We assess that this photo shows the remains of a large, full-frame vehicle of the type appropriate for a Class C motor home. At the center of the photo, the remains of the whitish engine subframe assembly can be seen. Despite the explosion, the RV’s engine still appears to be attached to the main ladder frame. To its left, the distinctive beam shapes of a full truck frame are visible as well. At the far left there appears to be a front axle still attached to the shaft assembly and universal joint.

The condition of the metal suggests that it was more affected by the initial explosion than any resulting fire, because, rather than the metal being uniformly blackened by fire, parts have retained colors like silver and a rusty red. The whitish color of the subframe may be residue left from firefighting foam.

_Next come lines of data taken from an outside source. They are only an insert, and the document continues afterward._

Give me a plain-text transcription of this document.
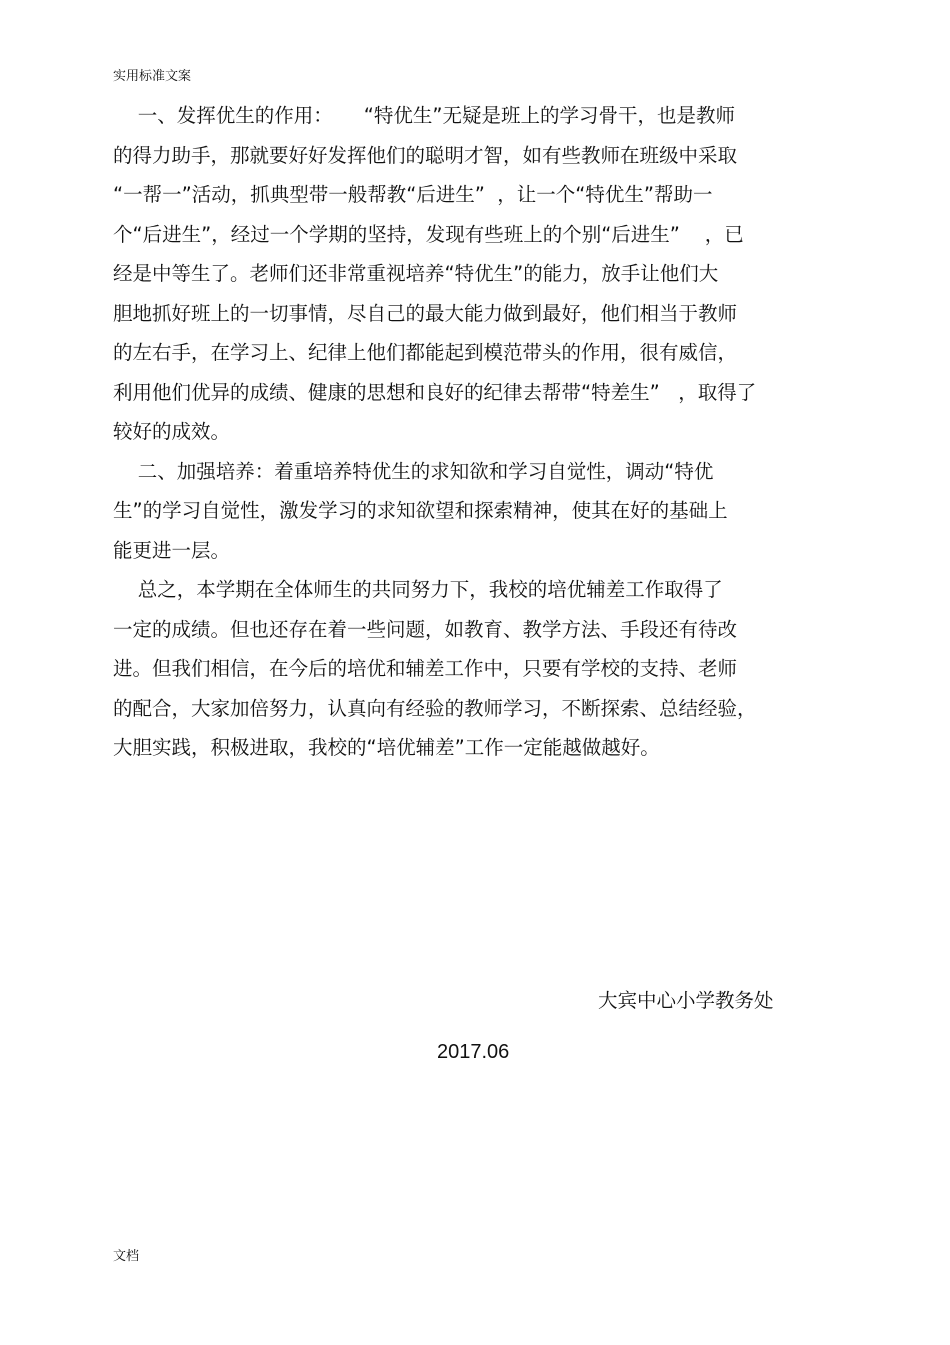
实用标准文案
一、发挥优生的作用：     “特优生”无疑是班上的学习骨干，也是教师
的得力助手，那就要好好发挥他们的聪明才智，如有些教师在班级中采取
“一帮一”活动，抓典型带一般帮教“后进生”  ，让一个“特优生”帮助一
个“后进生”，经过一个学期的坚持，发现有些班上的个别“后进生”    ，已
经是中等生了。老师们还非常重视培养“特优生”的能力，放手让他们大
胆地抓好班上的一切事情，尽自己的最大能力做到最好，他们相当于教师
的左右手，在学习上、纪律上他们都能起到模范带头的作用，很有威信，
利用他们优异的成绩、健康的思想和良好的纪律去帮带“特差生”   ，取得了
较好的成效。
二、加强培养：着重培养特优生的求知欲和学习自觉性，调动“特优
生”的学习自觉性，激发学习的求知欲望和探索精神，使其在好的基础上
能更进一层。
总之，本学期在全体师生的共同努力下，我校的培优辅差工作取得了
一定的成绩。但也还存在着一些问题，如教育、教学方法、手段还有待改
进。但我们相信，在今后的培优和辅差工作中，只要有学校的支持、老师
的配合，大家加倍努力，认真向有经验的教师学习，不断探索、总结经验，
大胆实践，积极进取，我校的“培优辅差”工作一定能越做越好。
大宾中心小学教务处
2017.06
文档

Looking at the original photo, it is possible that the truck components were moved off the crater in order to be better examined; but it’s also possible that the explosion flipped the truck over on its back 15-20 feet away from the blast site. Again, this suggests a gas rather than high explosive detonation, since, in the latter case the truck would have been blown straight up into the air, and its debris spread over a wide area. Since the rest of the motor home is made of wood, plastic, and fiberglass it was obliterated, burned, or blown away from the explosion.

This continues to be a developing story and we will update it as more information becomes available.